Summary of Key Points
This article compares the economic philosophies of Keynes (demand-side management) with those of Amodi in the era of AI (efficiency-driven growth), highlighting how the AI revolution is rapidly replacing knowledge-based workers and exacerbating wealth inequality, leading to a resurgence in the crisis of "insufficient effective demand." It argues that the AI era requires new Keynesian redistribution measures—such as an AI tax, Universal Basic Income (UBI), and reduced working hours—to redistribute the wealth created by AI among the general population, thereby maintaining economic stability and avoiding the pitfalls of the Great Depression.
I. Why Did Keynes Implement "Digging Holes to Fill Them Again"? — The Lessons of the Great Depression: Technology Moved Too Fast, Distribution Didn't Keep Up
In the 1920s, a technological boom in the United States (with the widespread adoption of electricity and internal combustion engines) doubled factory production, but workers' wages did not increase, and wealth concentrated in the hands of a minority (1% owning 40% of the wealth). As a result, factories were filled with goods that ordinary people could not afford to buy, breaking the economic cycle—this is what Keynes referred to as "insufficient effective demand." Keynes's approach of "digging holes to fill them again" was not arbitrary; it involved the government spending money to create jobs (even if they were unproductive) to provide income for the general population and restart the economic cycle. This strategy helped the middle class grow and the economy stabilize over the following 30 years. However, this approach was later replaced by laissez-faire policies, leading to renewed wealth concentration until the problems of the AI era emerged.
II. This Time, AI Is Different: Machines Are Taking Over Mental Work, and the Middle Class Is at Risk
The Industrial Revolution replaced manual labor (such as that of farmers and workers), but AI is targeting cognitive tasks—jobs held by white-collar professionals such as programmers, accountants, legal assistants, and designers. For example, Claude Code allows one engineer to perform the work of a team; on GitHub, 70% of every 100 lines of code are written by AI. Companies like IBM plan to cut 30,000 back-office jobs, and Goldman Sachs reports a monthly net loss of 16,000 positions (more jobs being replaced than created). The problem is that AI-driven layoffs are abrupt, while new job creation is slow, leaving ordinary people without income and thus devoid of purchasing power.
III. AI Companies Are Making Huge Profits, but the Money Isn't Going to the General Population — Why Does Keynes Matter Again?
Companies like Anthropic generate annual revenues of $44 billion with profit margins exceeding 70%, but where does all that money go? Most of it goes to company shareholders and a few employees, not to the workers whose jobs have been replaced. The wealth created by AI is concentrated in the hands of a minority (10% of American households own 70% of the stock market). Without consumer demand from the general population, who will buy the products produced by AI?
This is precisely what Keynes fought against: the failure of algorithms to distribute wealth fairly. No matter how efficient a system is, if most people lack purchasing power, all businesses will fail. Therefore, Keynesian logic is essential—government intervention is needed to redistribute the excess profits generated by AI among the general population.
IV. New Approaches to "Digging Holes to Fill Them Again" in the AI Era: How to Distribute the Benefits of AI
The article proposes several specific measures to distribute the benefits of AI:
1. AI Excess Profit Tax: The government should levy a higher tax on the excess profits generated by AI companies that exceed industry averages.

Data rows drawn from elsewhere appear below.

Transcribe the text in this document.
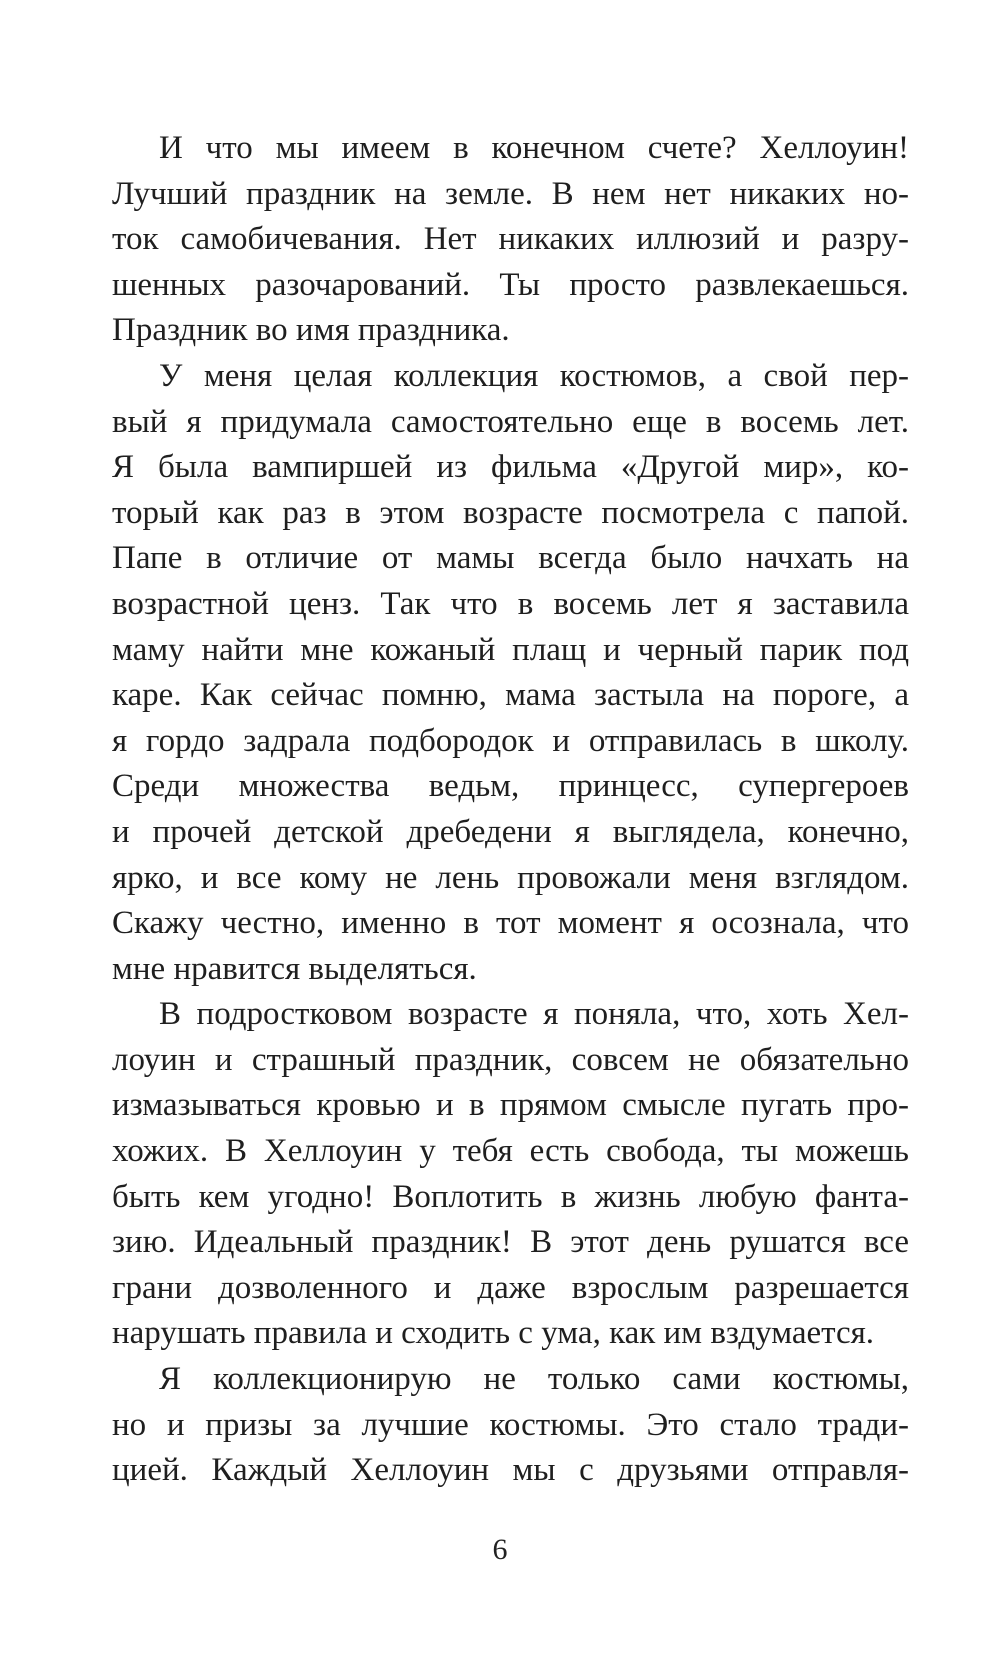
И что мы имеем в конечном счете? Хеллоуин!
Лучший праздник на земле. В нем нет никаких но-
ток самобичевания. Нет никаких иллюзий и разру-
шенных разочарований. Ты просто развлекаешься.
Праздник во имя праздника.
У меня целая коллекция костюмов, а свой пер-
вый я придумала самостоятельно еще в восемь лет.
Я была вампиршей из фильма «Другой мир», ко-
торый как раз в этом возрасте посмотрела с папой.
Папе в отличие от мамы всегда было начхать на
возрастной ценз. Так что в восемь лет я заставила
маму найти мне кожаный плащ и черный парик под
каре. Как сейчас помню, мама застыла на пороге, а
я гордо задрала подбородок и отправилась в школу.
Среди множества ведьм, принцесс, супергероев
и прочей детской дребедени я выглядела, конечно,
ярко, и все кому не лень провожали меня взглядом.
Скажу честно, именно в тот момент я осознала, что
мне нравится выделяться.
В подростковом возрасте я поняла, что, хоть Хел-
лоуин и страшный праздник, совсем не обязательно
измазываться кровью и в прямом смысле пугать про-
хожих. В Хеллоуин у тебя есть свобода, ты можешь
быть кем угодно! Воплотить в жизнь любую фанта-
зию. Идеальный праздник! В этот день рушатся все
грани дозволенного и даже взрослым разрешается
нарушать правила и сходить с ума, как им вздумается.
Я коллекционирую не только сами костюмы,
но и призы за лучшие костюмы. Это стало тради-
цией. Каждый Хеллоуин мы с друзьями отправля-
6
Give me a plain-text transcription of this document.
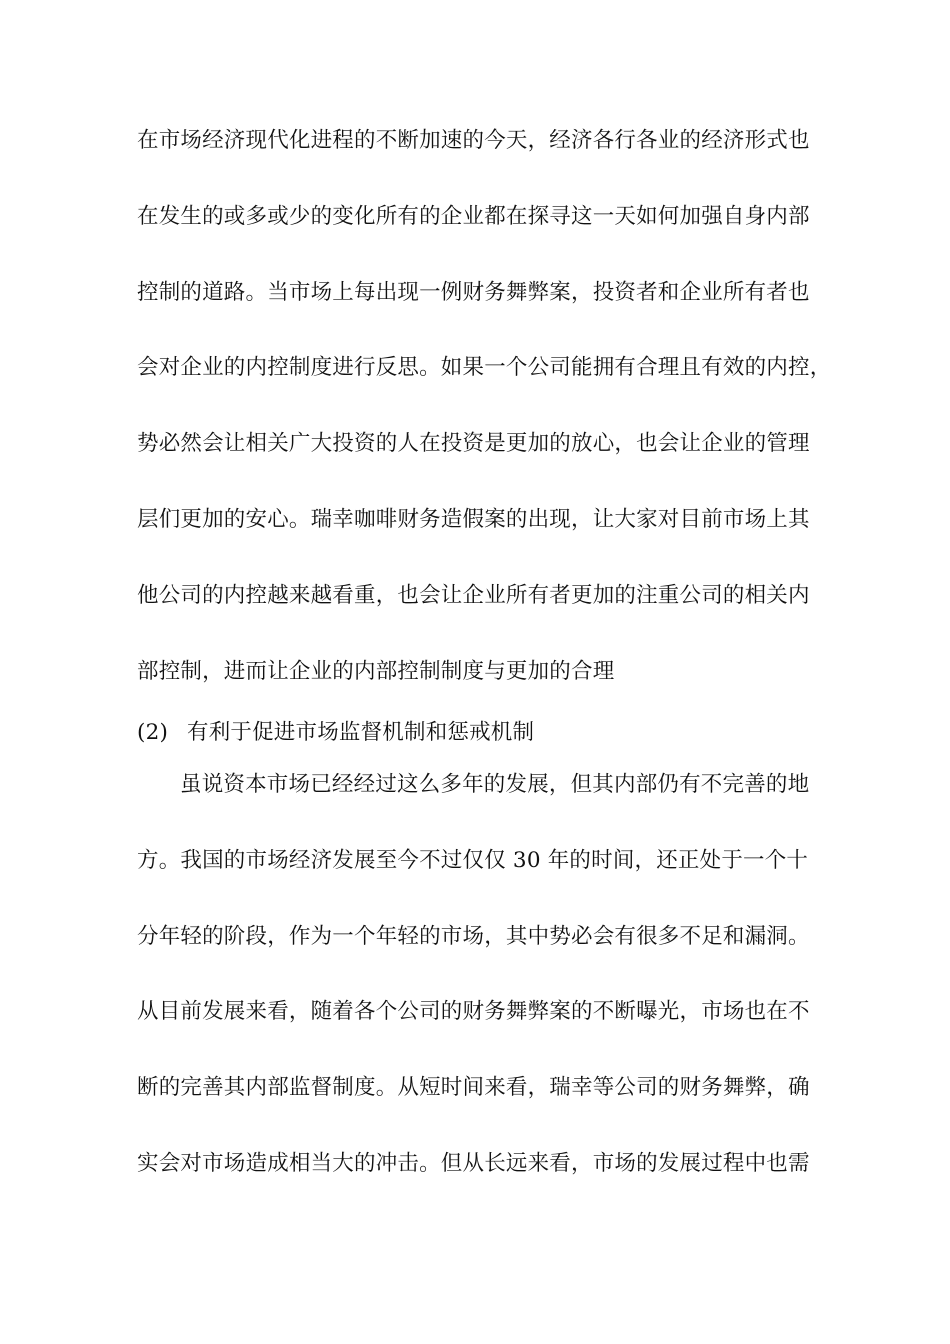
在市场经济现代化进程的不断加速的今天，经济各行各业的经济形式也
在发生的或多或少的变化所有的企业都在探寻这一天如何加强自身内部
控制的道路。当市场上每出现一例财务舞弊案，投资者和企业所有者也
会对企业的内控制度进行反思。如果一个公司能拥有合理且有效的内控，
势必然会让相关广大投资的人在投资是更加的放心，也会让企业的管理
层们更加的安心。瑞幸咖啡财务造假案的出现，让大家对目前市场上其
他公司的内控越来越看重，也会让企业所有者更加的注重公司的相关内
部控制，进而让企业的内部控制制度与更加的合理
(2) 有利于促进市场监督机制和惩戒机制
虽说资本市场已经经过这么多年的发展，但其内部仍有不完善的地
方。我国的市场经济发展至今不过仅仅 30 年的时间，还正处于一个十
分年轻的阶段，作为一个年轻的市场，其中势必会有很多不足和漏洞。
从目前发展来看，随着各个公司的财务舞弊案的不断曝光，市场也在不
断的完善其内部监督制度。从短时间来看，瑞幸等公司的财务舞弊，确
实会对市场造成相当大的冲击。但从长远来看，市场的发展过程中也需
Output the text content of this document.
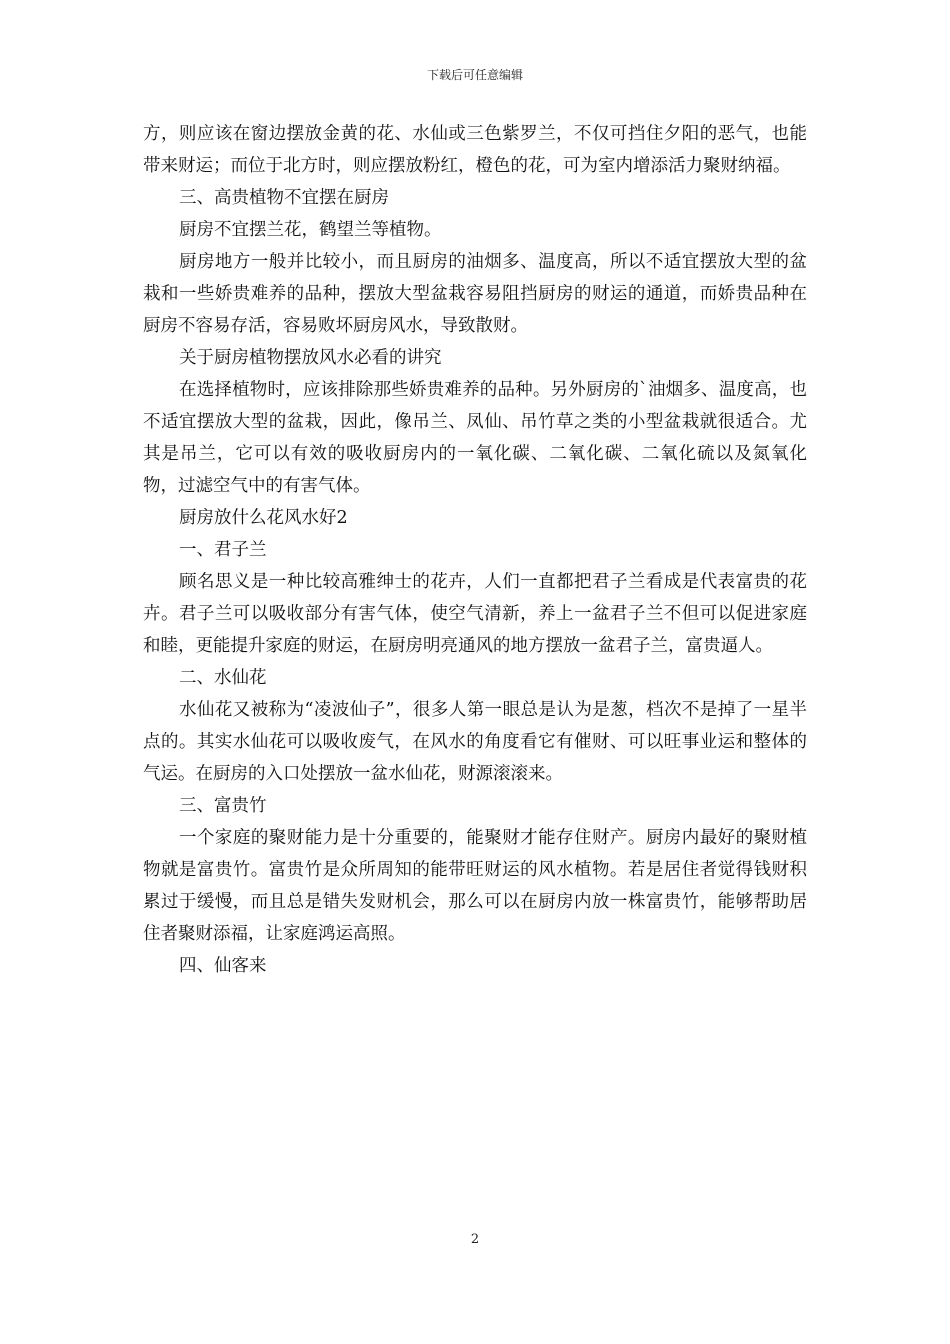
下载后可任意编辑

方，则应该在窗边摆放金黄的花、水仙或三色紫罗兰，不仅可挡住夕阳的恶气，也能带来财运；而位于北方时，则应摆放粉红，橙色的花，可为室内增添活力聚财纳福。

三、高贵植物不宜摆在厨房

厨房不宜摆兰花，鹤望兰等植物。

厨房地方一般并比较小，而且厨房的油烟多、温度高，所以不适宜摆放大型的盆栽和一些娇贵难养的品种，摆放大型盆栽容易阻挡厨房的财运的通道，而娇贵品种在厨房不容易存活，容易败坏厨房风水，导致散财。

关于厨房植物摆放风水必看的讲究

在选择植物时，应该排除那些娇贵难养的品种。另外厨房的`油烟多、温度高，也不适宜摆放大型的盆栽，因此，像吊兰、凤仙、吊竹草之类的小型盆栽就很适合。尤其是吊兰，它可以有效的吸收厨房内的一氧化碳、二氧化碳、二氧化硫以及氮氧化物，过滤空气中的有害气体。

厨房放什么花风水好2

一、君子兰

顾名思义是一种比较高雅绅士的花卉，人们一直都把君子兰看成是代表富贵的花卉。君子兰可以吸收部分有害气体，使空气清新，养上一盆君子兰不但可以促进家庭和睦，更能提升家庭的财运，在厨房明亮通风的地方摆放一盆君子兰，富贵逼人。

二、水仙花

水仙花又被称为“凌波仙子”，很多人第一眼总是认为是葱，档次不是掉了一星半点的。其实水仙花可以吸收废气，在风水的角度看它有催财、可以旺事业运和整体的气运。在厨房的入口处摆放一盆水仙花，财源滚滚来。

三、富贵竹

一个家庭的聚财能力是十分重要的，能聚财才能存住财产。厨房内最好的聚财植物就是富贵竹。富贵竹是众所周知的能带旺财运的风水植物。若是居住者觉得钱财积累过于缓慢，而且总是错失发财机会，那么可以在厨房内放一株富贵竹，能够帮助居住者聚财添福，让家庭鸿运高照。

四、仙客来

2
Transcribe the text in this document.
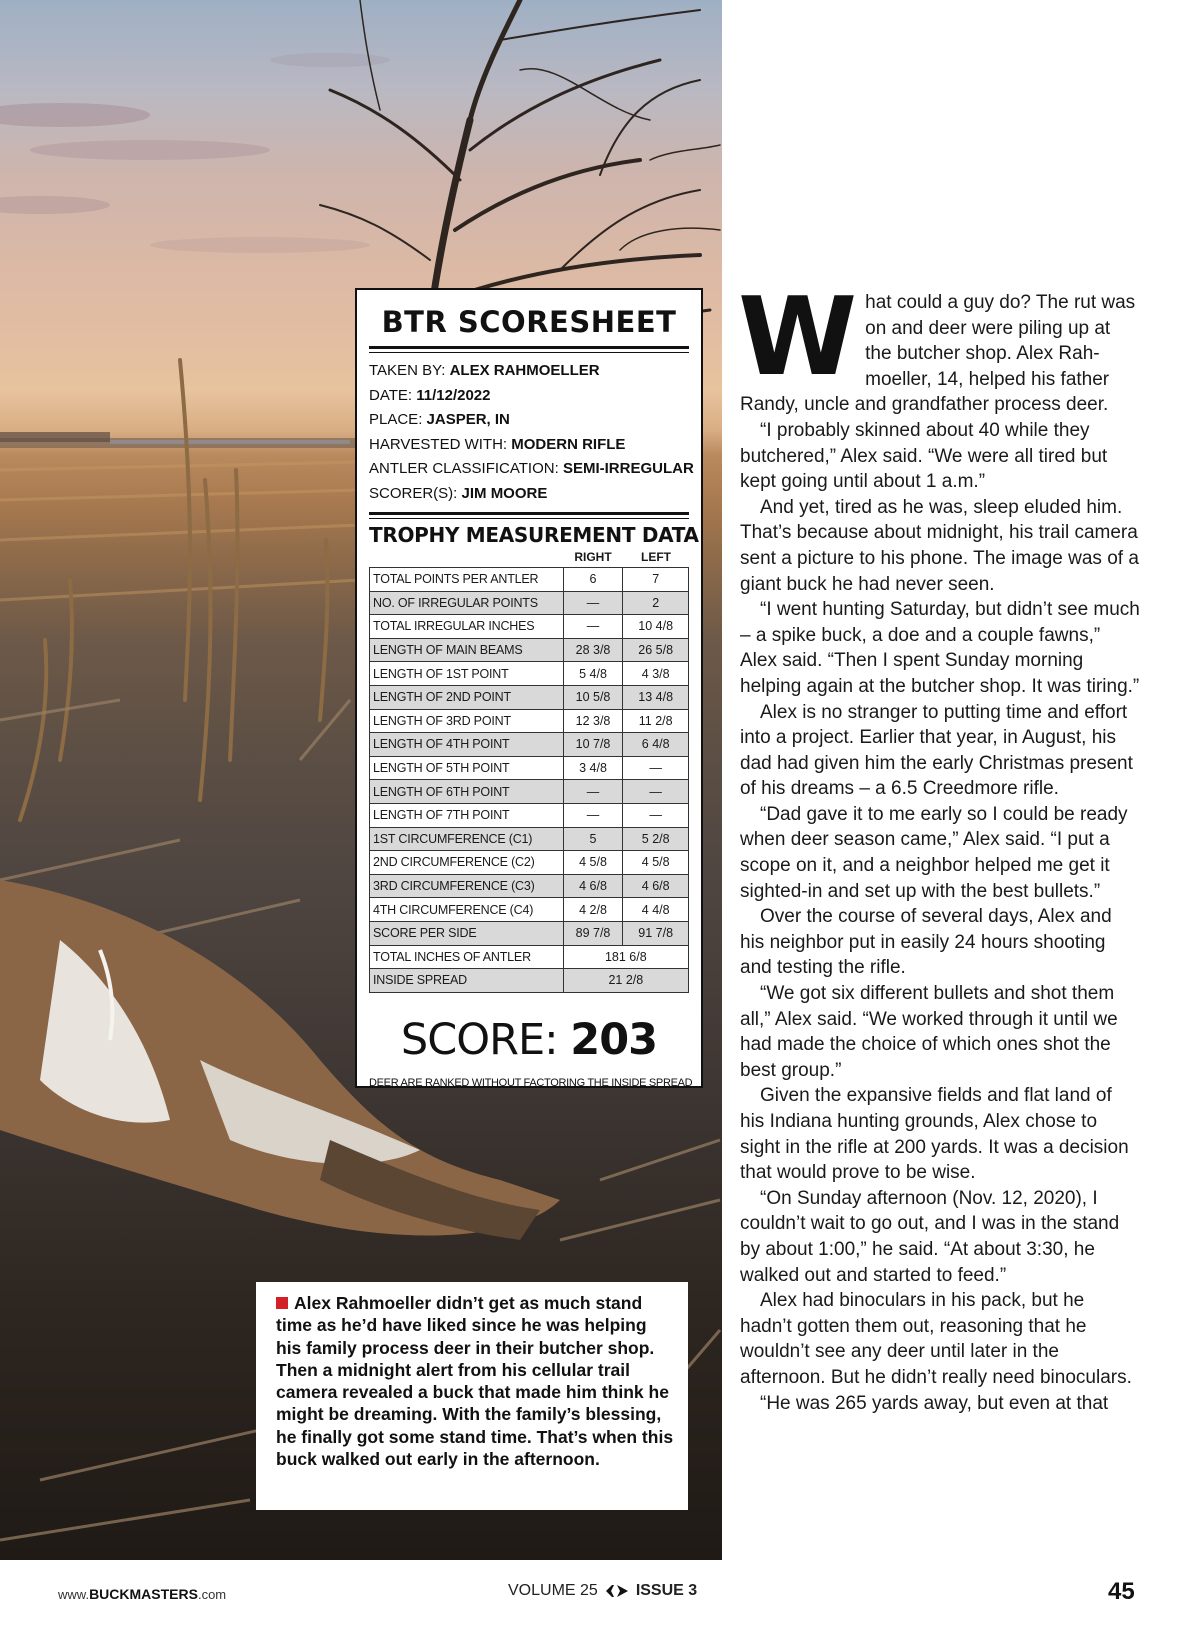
BTR SCORESHEET
TAKEN BY: ALEX RAHMOELLER
DATE: 11/12/2022
PLACE: JASPER, IN
HARVESTED WITH: MODERN RIFLE
ANTLER CLASSIFICATION: SEMI-IRREGULAR
SCORER(S): JIM MOORE
TROPHY MEASUREMENT DATA
RIGHT	LEFT
TOTAL POINTS PER ANTLER	6	7
NO. OF IRREGULAR POINTS	—	2
TOTAL IRREGULAR INCHES	—	10 4/8
LENGTH OF MAIN BEAMS	28 3/8	26 5/8
LENGTH OF 1ST POINT	5 4/8	4 3/8
LENGTH OF 2ND POINT	10 5/8	13 4/8
LENGTH OF 3RD POINT	12 3/8	11 2/8
LENGTH OF 4TH POINT	10 7/8	6 4/8
LENGTH OF 5TH POINT	3 4/8	—
LENGTH OF 6TH POINT	—	—
LENGTH OF 7TH POINT	—	—
1ST CIRCUMFERENCE (C1)	5	5 2/8
2ND CIRCUMFERENCE (C2)	4 5/8	4 5/8
3RD CIRCUMFERENCE (C3)	4 6/8	4 6/8
4TH CIRCUMFERENCE (C4)	4 2/8	4 4/8
SCORE PER SIDE	89 7/8	91 7/8
TOTAL INCHES OF ANTLER	181 6/8	
INSIDE SPREAD	21 2/8	
SCORE: 203
DEER ARE RANKED WITHOUT FACTORING THE INSIDE SPREAD
Alex Rahmoeller didn’t get as much stand time as he’d have liked since he was helping his family process deer in their butcher shop. Then a midnight alert from his cellular trail camera revealed a buck that made him think he might be dreaming. With the family’s blessing, he finally got some stand time. That’s when this buck walked out early in the afternoon.

What could a guy do? The rut was on and deer were piling up at the butcher shop. Alex Rahmoeller, 14, helped his father Randy, uncle and grandfather process deer.

“I probably skinned about 40 while they butchered,” Alex said. “We were all tired but kept going until about 1 a.m.”

And yet, tired as he was, sleep eluded him. That’s because about midnight, his trail camera sent a picture to his phone. The image was of a giant buck he had never seen.

“I went hunting Saturday, but didn’t see much – a spike buck, a doe and a couple fawns,” Alex said. “Then I spent Sunday morning helping again at the butcher shop. It was tiring.”

Alex is no stranger to putting time and effort into a project. Earlier that year, in August, his dad had given him the early Christmas present of his dreams – a 6.5 Creedmore rifle.

“Dad gave it to me early so I could be ready when deer season came,” Alex said. “I put a scope on it, and a neighbor helped me get it sighted-in and set up with the best bullets.”

Over the course of several days, Alex and his neighbor put in easily 24 hours shooting and testing the rifle.

“We got six different bullets and shot them all,” Alex said. “We worked through it until we had made the choice of which ones shot the best group.”

Given the expansive fields and flat land of his Indiana hunting grounds, Alex chose to sight in the rifle at 200 yards. It was a decision that would prove to be wise.

“On Sunday afternoon (Nov. 12, 2020), I couldn’t wait to go out, and I was in the stand by about 1:00,” he said. “At about 3:30, he walked out and started to feed.”

Alex had binoculars in his pack, but he hadn’t gotten them out, reasoning that he wouldn’t see any deer until later in the afternoon. But he didn’t really need binoculars.

“He was 265 yards away, but even at that

www.BUCKMASTERS.com	VOLUME 25 ISSUE 3	45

2. UBI Pilots: In regions where AI is widely used (such as California), implement an AI tax to distribute cash monthly to residents, not as charity but to provide them with a basic level of consumption power.
3. Reduced Working Hours: If AI can perform 40 hours of work, reduce the standard working week to 32 hours to create more jobs and share the benefits of productivity.
4. Public AI Funds: The government should invest in AI companies using public resources (such as computing power and data) and distribute the dividends to those affected by AI, making everyone a "shareholder" in these technologies.
These measures are not about "robbing the rich to help the poor" but about maintaining system stability. Without consumer demand from the general population, even the most advanced AI will be unable to sell its products, leading to a collapse for everyone.
Conclusion
AI represents the future, but without Keynesian mechanisms to ensure social equity, it could lead to economic collapse. We need to apply Keynesian redistribution principles to harness the efficiency of AI and ensure that the benefits are shared by the majority. Otherwise, the wealth created by AI will become a digital game for a few, ultimately dragging down the entire economy.